Case Study on Planning Division
Issues
These issues can significantly impact a factory’s overall performance, leading to:
- Reliance on manual data entry can lead to errors and inconsistencies.
- Production schedules may not accurately reflect machine capabilities, labor availability, or material constraints.
- Stockouts lead to production delays and lost sales, while overstocking increases storage costs and potential waste.
- Traditional planning methods struggle to adapt quickly to changes in demand, material availability, or machine breakdowns.
- Inaccurate forecasting and inefficient production planning can lead to extended lead times, impacting customer satisfaction.
Challenges
The traditional planning process, relying on manual data entry and forecasts, led to:
- Inaccurate production forecasts
- Inventory discrepancies.
- Inefficient resource allocation (materials, labor)
- Delayed deliveries
Objectives
- Maximize resource utilization (labor, materials, equipment) by creating efficient production schedules based on real-time data.

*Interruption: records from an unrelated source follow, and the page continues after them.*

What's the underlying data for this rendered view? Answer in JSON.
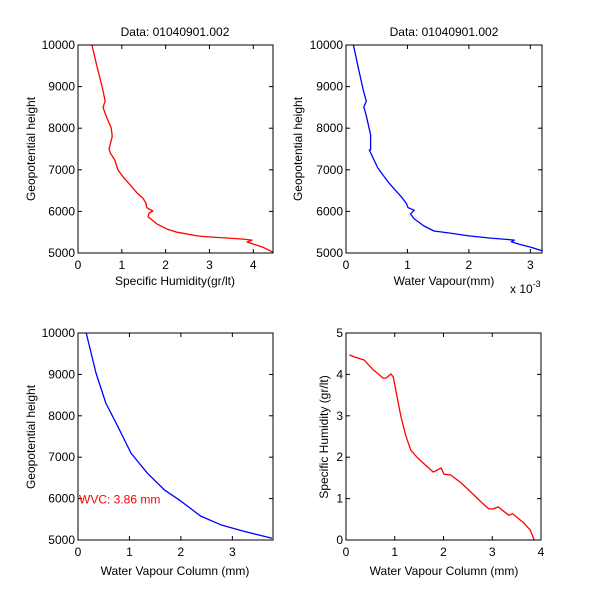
{
  "figure": {
    "background": "#ffffff"
  },
  "chart_data": [
    {
      "id": "top-left",
      "type": "line",
      "title": "Data: 01040901.002",
      "xlabel": "Specific Humidity(gr/lt)",
      "ylabel": "Geopotential height",
      "xlim": [
        0,
        4.45
      ],
      "ylim": [
        5000,
        10000
      ],
      "xticks": [
        0,
        1,
        2,
        3,
        4
      ],
      "xtick_labels": [
        "0",
        "1",
        "2",
        "3",
        "4"
      ],
      "yticks": [
        5000,
        6000,
        7000,
        8000,
        9000,
        10000
      ],
      "ytick_labels": [
        "5000",
        "6000",
        "7000",
        "8000",
        "9000",
        "10000"
      ],
      "x_exponent_label": "",
      "annotation": null,
      "grid": false,
      "series": [
        {
          "name": "specific-humidity-profile",
          "color": "#ff0000",
          "x": [
            0.32,
            0.43,
            0.55,
            0.62,
            0.57,
            0.64,
            0.76,
            0.78,
            0.71,
            0.74,
            0.84,
            0.91,
            1.03,
            1.19,
            1.35,
            1.48,
            1.55,
            1.57,
            1.71,
            1.62,
            1.6,
            1.8,
            2.03,
            2.26,
            2.72,
            3.01,
            3.4,
            3.77,
            3.97,
            3.86,
            4.0,
            4.22,
            4.45
          ],
          "y": [
            10000,
            9500,
            9000,
            8650,
            8500,
            8300,
            8000,
            7800,
            7500,
            7400,
            7236,
            7000,
            6830,
            6640,
            6440,
            6320,
            6200,
            6090,
            6010,
            5960,
            5870,
            5700,
            5575,
            5500,
            5410,
            5385,
            5360,
            5335,
            5310,
            5265,
            5215,
            5140,
            5020
          ]
        }
      ]
    },
    {
      "id": "top-right",
      "type": "line",
      "title": "Data: 01040901.002",
      "xlabel": "Water Vapour(mm)",
      "ylabel": "Geopotential height",
      "xlim": [
        0,
        3.19
      ],
      "ylim": [
        5000,
        10000
      ],
      "xticks": [
        0,
        1,
        2,
        3
      ],
      "xtick_labels": [
        "0",
        "1",
        "2",
        "3"
      ],
      "yticks": [
        5000,
        6000,
        7000,
        8000,
        9000,
        10000
      ],
      "ytick_labels": [
        "5000",
        "6000",
        "7000",
        "8000",
        "9000",
        "10000"
      ],
      "x_exponent_label": "x 10",
      "x_exponent_power": "-3",
      "annotation": null,
      "grid": false,
      "series": [
        {
          "name": "water-vapour-profile",
          "color": "#0000ff",
          "x": [
            0.12,
            0.2,
            0.28,
            0.33,
            0.29,
            0.33,
            0.4,
            0.4,
            0.38,
            0.52,
            0.7,
            0.9,
            0.98,
            1.01,
            1.11,
            1.05,
            1.11,
            1.27,
            1.43,
            1.68,
            2.0,
            2.33,
            2.74,
            2.69,
            2.82,
            3.01,
            3.2
          ],
          "y": [
            10000,
            9450,
            8920,
            8650,
            8510,
            8300,
            7840,
            7480,
            7475,
            7040,
            6680,
            6350,
            6200,
            6090,
            6030,
            5940,
            5820,
            5650,
            5530,
            5480,
            5410,
            5360,
            5310,
            5270,
            5210,
            5140,
            5050
          ]
        }
      ]
    },
    {
      "id": "bottom-left",
      "type": "line",
      "title": "",
      "xlabel": "Water Vapour Column (mm)",
      "ylabel": "Geopotential height",
      "xlim": [
        0,
        3.79
      ],
      "ylim": [
        5000,
        10000
      ],
      "xticks": [
        0,
        1,
        2,
        3
      ],
      "xtick_labels": [
        "0",
        "1",
        "2",
        "3"
      ],
      "yticks": [
        5000,
        6000,
        7000,
        8000,
        9000,
        10000
      ],
      "ytick_labels": [
        "5000",
        "6000",
        "7000",
        "8000",
        "9000",
        "10000"
      ],
      "x_exponent_label": "",
      "annotation": {
        "text": "WVC: 3.86 mm",
        "x": 0,
        "y": 6000,
        "color": "#ff0000"
      },
      "grid": false,
      "series": [
        {
          "name": "water-vapour-column-profile",
          "color": "#0000ff",
          "x": [
            0.16,
            0.35,
            0.54,
            0.77,
            1.03,
            1.35,
            1.68,
            2.0,
            2.38,
            2.77,
            3.22,
            3.77
          ],
          "y": [
            10000,
            9035,
            8310,
            7750,
            7100,
            6610,
            6210,
            5940,
            5580,
            5370,
            5210,
            5040
          ]
        }
      ]
    },
    {
      "id": "bottom-right",
      "type": "line",
      "title": "",
      "xlabel": "Water Vapour Column (mm)",
      "ylabel": "Specific Humidity (gr/lt)",
      "xlim": [
        0,
        4
      ],
      "ylim": [
        0,
        5
      ],
      "xticks": [
        0,
        1,
        2,
        3,
        4
      ],
      "xtick_labels": [
        "0",
        "1",
        "2",
        "3",
        "4"
      ],
      "yticks": [
        0,
        1,
        2,
        3,
        4,
        5
      ],
      "ytick_labels": [
        "0",
        "1",
        "2",
        "3",
        "4",
        "5"
      ],
      "x_exponent_label": "",
      "annotation": null,
      "grid": false,
      "series": [
        {
          "name": "humidity-vs-column",
          "color": "#ff0000",
          "x": [
            0.07,
            0.17,
            0.37,
            0.56,
            0.76,
            0.82,
            0.92,
            0.97,
            1.03,
            1.12,
            1.22,
            1.33,
            1.47,
            1.63,
            1.79,
            1.95,
            2.01,
            2.15,
            2.36,
            2.56,
            2.77,
            2.93,
            3.03,
            3.12,
            3.34,
            3.42,
            3.63,
            3.78,
            3.86
          ],
          "y": [
            4.47,
            4.42,
            4.35,
            4.11,
            3.91,
            3.91,
            4.01,
            3.94,
            3.57,
            3.02,
            2.54,
            2.17,
            1.98,
            1.81,
            1.64,
            1.74,
            1.59,
            1.57,
            1.38,
            1.16,
            0.92,
            0.75,
            0.75,
            0.8,
            0.6,
            0.63,
            0.43,
            0.24,
            0.0
          ]
        }
      ]
    }
  ]
}
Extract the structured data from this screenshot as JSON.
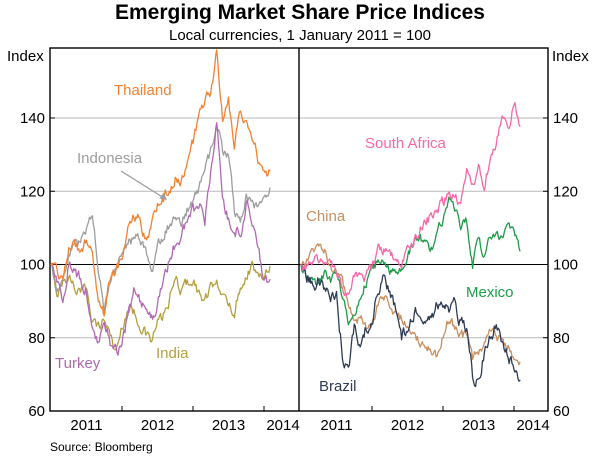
{
  "header": {
    "title": "Emerging Market Share Price Indices",
    "subtitle": "Local currencies, 1 January 2011 = 100"
  },
  "axes": {
    "left_unit": "Index",
    "right_unit": "Index"
  },
  "source_note": "Source: Bloomberg",
  "chart_data": {
    "type": "line",
    "title": "Emerging Market Share Price Indices",
    "subtitle": "Local currencies, 1 January 2011 = 100",
    "ylabel": "Index",
    "ylim": [
      60,
      159
    ],
    "yticks": [
      60,
      80,
      100,
      120,
      140
    ],
    "reference_line": 100,
    "grid": "horizontal",
    "legend_position": "inline-labels",
    "x_start": "2011-01",
    "x_interval": "month",
    "x_tick_years": [
      "2011",
      "2012",
      "2013",
      "2014"
    ],
    "source": "Source: Bloomberg",
    "panels": [
      {
        "id": "left",
        "series": [
          {
            "id": "india",
            "name": "India",
            "color": "#b3a03c",
            "values": [
              100,
              92,
              95,
              97,
              94,
              92,
              94,
              85,
              83,
              85,
              81,
              76,
              83,
              88,
              87,
              84,
              81,
              79,
              84,
              86,
              90,
              96,
              93,
              95,
              96,
              92,
              90,
              93,
              97,
              91,
              89,
              87,
              94,
              97,
              100,
              96,
              98,
              100
            ]
          },
          {
            "id": "indonesia",
            "name": "Indonesia",
            "color": "#9d9d9d",
            "values": [
              100,
              93,
              96,
              103,
              105,
              106,
              110,
              113,
              99,
              88,
              96,
              100,
              102,
              106,
              107,
              108,
              104,
              98,
              105,
              108,
              111,
              114,
              112,
              115,
              117,
              121,
              126,
              131,
              140,
              131,
              130,
              115,
              111,
              119,
              116,
              115,
              117,
              120
            ]
          },
          {
            "id": "turkey",
            "name": "Turkey",
            "color": "#b169b4",
            "values": [
              100,
              95,
              91,
              100,
              98,
              96,
              93,
              85,
              78,
              84,
              79,
              76,
              78,
              86,
              92,
              90,
              88,
              85,
              90,
              95,
              101,
              106,
              108,
              112,
              114,
              117,
              111,
              125,
              140,
              116,
              112,
              110,
              108,
              117,
              113,
              105,
              96,
              95
            ]
          },
          {
            "id": "thailand",
            "name": "Thailand",
            "color": "#f4812f",
            "values": [
              100,
              98,
              96,
              104,
              106,
              103,
              107,
              104,
              91,
              87,
              96,
              98,
              103,
              110,
              114,
              112,
              106,
              110,
              116,
              118,
              121,
              124,
              122,
              127,
              133,
              140,
              145,
              147,
              158,
              140,
              145,
              132,
              143,
              138,
              135,
              129,
              124,
              126
            ]
          }
        ]
      },
      {
        "id": "right",
        "series": [
          {
            "id": "china",
            "name": "China",
            "color": "#c98f5f",
            "values": [
              100,
              101,
              103,
              105,
              104,
              99,
              98,
              95,
              89,
              86,
              85,
              83,
              83,
              89,
              91,
              88,
              87,
              85,
              83,
              80,
              79,
              78,
              76,
              75,
              81,
              85,
              83,
              81,
              80,
              74,
              76,
              79,
              82,
              80,
              79,
              78,
              75,
              73
            ]
          },
          {
            "id": "mexico",
            "name": "Mexico",
            "color": "#1b9c47",
            "values": [
              100,
              97,
              96,
              95,
              97,
              96,
              98,
              92,
              83,
              87,
              91,
              95,
              98,
              101,
              101,
              98,
              97,
              98,
              103,
              106,
              108,
              105,
              104,
              109,
              112,
              119,
              114,
              111,
              112,
              100,
              106,
              103,
              108,
              109,
              106,
              110,
              110,
              104
            ]
          },
          {
            "id": "brazil",
            "name": "Brazil",
            "color": "#2e3b54",
            "values": [
              100,
              97,
              94,
              96,
              93,
              91,
              92,
              75,
              72,
              82,
              78,
              83,
              84,
              93,
              98,
              92,
              88,
              80,
              83,
              86,
              88,
              86,
              85,
              89,
              90,
              87,
              89,
              84,
              82,
              70,
              68,
              76,
              80,
              84,
              79,
              76,
              71,
              67
            ]
          },
          {
            "id": "south_africa",
            "name": "South Africa",
            "color": "#f668a6",
            "values": [
              100,
              99,
              101,
              102,
              101,
              100,
              99,
              93,
              91,
              97,
              96,
              97,
              99,
              104,
              104,
              103,
              101,
              100,
              104,
              106,
              109,
              112,
              113,
              115,
              117,
              119,
              119,
              116,
              127,
              121,
              126,
              122,
              129,
              133,
              140,
              136,
              145,
              138
            ]
          }
        ]
      }
    ],
    "annotations": [
      {
        "id": "indonesia-arrow",
        "type": "arrow",
        "color": "#9d9d9d"
      }
    ]
  }
}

- Implement Just-in-Time (JIT) inventory management to reduce waste and holding costs.
- Analyze data and identify ways to refine processes for increased efficiency and sustainability.
Solution
- IoT-Based Data-DrivenDecisions “Optimize efficiency with data – driven decisions, leveraging IoT for strategic planning and maximum productivity.”
- Sensors on machines provided real-time data on production speed, downtime, and maintenance needs.

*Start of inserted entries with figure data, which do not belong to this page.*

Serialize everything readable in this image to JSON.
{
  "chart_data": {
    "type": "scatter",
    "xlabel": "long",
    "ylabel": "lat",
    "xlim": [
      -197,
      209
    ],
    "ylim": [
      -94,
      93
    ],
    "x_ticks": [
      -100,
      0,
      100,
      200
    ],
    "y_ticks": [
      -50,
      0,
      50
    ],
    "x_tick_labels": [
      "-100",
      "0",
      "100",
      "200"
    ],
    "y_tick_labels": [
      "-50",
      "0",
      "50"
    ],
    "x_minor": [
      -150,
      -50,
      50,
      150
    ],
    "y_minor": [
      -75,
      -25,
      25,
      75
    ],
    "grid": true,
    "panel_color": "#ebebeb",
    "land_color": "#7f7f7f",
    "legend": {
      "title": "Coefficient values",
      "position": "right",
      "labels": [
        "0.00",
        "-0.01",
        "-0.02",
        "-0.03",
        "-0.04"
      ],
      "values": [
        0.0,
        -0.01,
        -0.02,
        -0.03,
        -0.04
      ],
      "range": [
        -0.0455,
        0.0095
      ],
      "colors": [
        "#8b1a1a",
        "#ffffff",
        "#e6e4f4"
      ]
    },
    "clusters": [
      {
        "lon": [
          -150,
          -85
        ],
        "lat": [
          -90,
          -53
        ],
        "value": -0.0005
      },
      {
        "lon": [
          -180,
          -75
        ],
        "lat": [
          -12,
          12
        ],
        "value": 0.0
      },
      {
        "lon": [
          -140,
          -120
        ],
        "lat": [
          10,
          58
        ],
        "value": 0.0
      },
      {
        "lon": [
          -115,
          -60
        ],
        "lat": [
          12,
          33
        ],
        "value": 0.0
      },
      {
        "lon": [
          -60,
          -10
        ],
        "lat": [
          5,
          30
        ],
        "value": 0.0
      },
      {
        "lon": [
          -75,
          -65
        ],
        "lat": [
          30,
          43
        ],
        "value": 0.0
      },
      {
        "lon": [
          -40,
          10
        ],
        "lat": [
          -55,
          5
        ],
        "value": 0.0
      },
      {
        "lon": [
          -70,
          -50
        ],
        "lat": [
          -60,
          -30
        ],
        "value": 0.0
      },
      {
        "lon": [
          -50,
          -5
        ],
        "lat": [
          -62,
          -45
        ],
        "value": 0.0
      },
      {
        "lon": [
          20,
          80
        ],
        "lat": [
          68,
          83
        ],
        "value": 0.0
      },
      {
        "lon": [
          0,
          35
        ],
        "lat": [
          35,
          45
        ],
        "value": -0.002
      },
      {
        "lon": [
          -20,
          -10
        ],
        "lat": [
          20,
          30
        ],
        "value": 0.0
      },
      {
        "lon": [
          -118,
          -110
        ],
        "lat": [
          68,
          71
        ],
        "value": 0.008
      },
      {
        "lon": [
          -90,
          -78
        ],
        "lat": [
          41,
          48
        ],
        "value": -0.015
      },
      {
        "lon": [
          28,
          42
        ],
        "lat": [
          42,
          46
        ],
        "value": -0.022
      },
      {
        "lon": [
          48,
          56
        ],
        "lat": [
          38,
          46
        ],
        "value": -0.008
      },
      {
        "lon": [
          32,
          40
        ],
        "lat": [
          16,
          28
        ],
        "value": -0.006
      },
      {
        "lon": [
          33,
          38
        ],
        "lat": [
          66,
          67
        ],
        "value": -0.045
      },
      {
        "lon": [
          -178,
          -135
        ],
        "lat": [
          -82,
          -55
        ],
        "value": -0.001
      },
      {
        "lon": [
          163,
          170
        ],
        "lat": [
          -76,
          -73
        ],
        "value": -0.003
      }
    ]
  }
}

- The system analyzed real-time and historical data to generate accurate production forecasts and optimize resource allocation.

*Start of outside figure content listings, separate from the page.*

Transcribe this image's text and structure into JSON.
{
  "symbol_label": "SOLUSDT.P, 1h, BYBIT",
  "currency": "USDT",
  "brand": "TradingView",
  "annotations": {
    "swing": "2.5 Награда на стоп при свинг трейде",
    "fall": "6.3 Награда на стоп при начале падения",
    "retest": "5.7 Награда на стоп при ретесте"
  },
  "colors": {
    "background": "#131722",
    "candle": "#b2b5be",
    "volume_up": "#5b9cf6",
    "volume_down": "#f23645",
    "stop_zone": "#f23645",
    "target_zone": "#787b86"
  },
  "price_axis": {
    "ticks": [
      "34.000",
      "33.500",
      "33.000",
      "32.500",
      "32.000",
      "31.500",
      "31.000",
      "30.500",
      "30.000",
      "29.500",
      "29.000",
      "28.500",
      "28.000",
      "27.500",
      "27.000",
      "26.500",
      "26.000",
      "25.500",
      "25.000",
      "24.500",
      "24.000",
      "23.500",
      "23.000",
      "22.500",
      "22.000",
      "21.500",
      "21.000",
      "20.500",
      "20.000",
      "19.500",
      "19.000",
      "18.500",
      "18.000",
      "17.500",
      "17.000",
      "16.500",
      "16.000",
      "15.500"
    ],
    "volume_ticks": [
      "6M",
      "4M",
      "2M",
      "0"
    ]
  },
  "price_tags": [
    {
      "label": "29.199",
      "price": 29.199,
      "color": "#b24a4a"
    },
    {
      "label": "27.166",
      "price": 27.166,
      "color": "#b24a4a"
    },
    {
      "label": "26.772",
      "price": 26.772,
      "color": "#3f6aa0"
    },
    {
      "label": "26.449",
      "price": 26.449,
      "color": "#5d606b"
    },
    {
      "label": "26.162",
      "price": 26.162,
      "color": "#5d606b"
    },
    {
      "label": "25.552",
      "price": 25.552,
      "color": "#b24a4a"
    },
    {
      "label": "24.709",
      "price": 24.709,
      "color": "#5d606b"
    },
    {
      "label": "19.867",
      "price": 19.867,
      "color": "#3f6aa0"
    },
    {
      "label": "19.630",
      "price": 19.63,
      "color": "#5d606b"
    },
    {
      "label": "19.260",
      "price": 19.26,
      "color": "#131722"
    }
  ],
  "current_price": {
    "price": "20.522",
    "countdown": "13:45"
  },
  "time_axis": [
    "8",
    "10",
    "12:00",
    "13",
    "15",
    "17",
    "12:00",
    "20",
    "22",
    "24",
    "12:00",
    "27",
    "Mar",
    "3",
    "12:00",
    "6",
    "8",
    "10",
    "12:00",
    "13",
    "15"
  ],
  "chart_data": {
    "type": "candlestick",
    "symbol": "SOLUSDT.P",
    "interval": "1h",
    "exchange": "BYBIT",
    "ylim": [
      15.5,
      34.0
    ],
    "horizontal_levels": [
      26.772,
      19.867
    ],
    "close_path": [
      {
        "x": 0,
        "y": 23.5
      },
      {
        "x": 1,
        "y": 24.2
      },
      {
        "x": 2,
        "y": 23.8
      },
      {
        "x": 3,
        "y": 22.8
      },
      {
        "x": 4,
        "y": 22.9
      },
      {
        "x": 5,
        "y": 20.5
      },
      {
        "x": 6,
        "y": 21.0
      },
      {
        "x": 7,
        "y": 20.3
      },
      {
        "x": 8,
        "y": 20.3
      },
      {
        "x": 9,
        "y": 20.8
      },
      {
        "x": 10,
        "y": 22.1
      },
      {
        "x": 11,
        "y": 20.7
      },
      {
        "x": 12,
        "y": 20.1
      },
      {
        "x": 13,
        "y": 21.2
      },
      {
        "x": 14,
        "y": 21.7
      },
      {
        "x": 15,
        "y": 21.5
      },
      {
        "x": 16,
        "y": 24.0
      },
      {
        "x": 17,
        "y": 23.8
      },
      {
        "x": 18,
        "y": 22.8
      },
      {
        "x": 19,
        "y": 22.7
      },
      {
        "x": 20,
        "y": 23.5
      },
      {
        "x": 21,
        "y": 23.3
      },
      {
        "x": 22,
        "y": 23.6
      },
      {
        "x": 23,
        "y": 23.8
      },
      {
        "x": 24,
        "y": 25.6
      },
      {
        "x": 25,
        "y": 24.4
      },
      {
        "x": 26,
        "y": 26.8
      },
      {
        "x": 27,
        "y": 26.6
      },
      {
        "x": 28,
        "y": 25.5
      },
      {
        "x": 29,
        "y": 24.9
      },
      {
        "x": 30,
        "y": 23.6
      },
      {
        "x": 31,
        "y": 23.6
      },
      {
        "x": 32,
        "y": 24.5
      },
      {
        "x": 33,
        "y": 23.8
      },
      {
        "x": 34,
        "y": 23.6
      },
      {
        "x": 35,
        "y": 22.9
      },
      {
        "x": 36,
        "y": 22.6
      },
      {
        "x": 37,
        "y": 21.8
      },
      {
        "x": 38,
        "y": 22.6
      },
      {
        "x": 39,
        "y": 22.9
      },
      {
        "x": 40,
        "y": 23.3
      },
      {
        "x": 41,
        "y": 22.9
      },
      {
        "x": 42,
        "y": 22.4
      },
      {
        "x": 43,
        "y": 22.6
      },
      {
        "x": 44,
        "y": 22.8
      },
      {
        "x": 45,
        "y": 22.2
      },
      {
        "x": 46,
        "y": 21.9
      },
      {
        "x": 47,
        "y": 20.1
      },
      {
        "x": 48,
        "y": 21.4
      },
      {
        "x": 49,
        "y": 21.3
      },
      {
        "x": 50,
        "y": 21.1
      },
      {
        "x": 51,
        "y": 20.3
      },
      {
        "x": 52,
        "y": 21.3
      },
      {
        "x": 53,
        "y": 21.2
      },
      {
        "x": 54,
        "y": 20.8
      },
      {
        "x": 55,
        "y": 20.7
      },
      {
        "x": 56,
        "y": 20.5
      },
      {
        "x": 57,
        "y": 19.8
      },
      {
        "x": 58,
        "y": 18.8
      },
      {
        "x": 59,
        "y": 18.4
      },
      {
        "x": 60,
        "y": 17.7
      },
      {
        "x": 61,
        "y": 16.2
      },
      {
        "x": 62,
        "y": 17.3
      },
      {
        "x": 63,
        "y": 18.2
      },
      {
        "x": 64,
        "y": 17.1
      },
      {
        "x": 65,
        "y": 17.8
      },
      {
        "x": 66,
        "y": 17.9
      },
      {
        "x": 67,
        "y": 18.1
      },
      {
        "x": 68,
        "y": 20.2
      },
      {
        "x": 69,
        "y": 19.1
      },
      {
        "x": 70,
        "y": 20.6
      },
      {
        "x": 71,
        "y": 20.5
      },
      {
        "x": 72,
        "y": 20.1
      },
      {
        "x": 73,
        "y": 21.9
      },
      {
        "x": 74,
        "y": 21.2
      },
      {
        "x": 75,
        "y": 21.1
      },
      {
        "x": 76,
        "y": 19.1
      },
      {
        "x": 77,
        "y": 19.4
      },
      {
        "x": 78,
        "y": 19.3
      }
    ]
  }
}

- The advanced planning software dynamically allocated resources such as materials and labor based on real-time demand and production requirements.
- Production schedules were optimized to maximize resource utilization and minimize idle time, improving overall efficiency.
Results
- Real-time data from the shop floor led to more accurate production forecasts, reducing material waste and overproduction.
- Improved production efficiency by 20% through optimized scheduling, reduced setup times, and streamlined workflows.
- Achieved a 15% reduction in production costs by minimizing waste, optimizing resource utilization, and implementing predictive maintenance practices.
- Improved on-time delivery performance by 25% and reduced lead times by 30%, resulting in higher customer satisfaction and retention rates.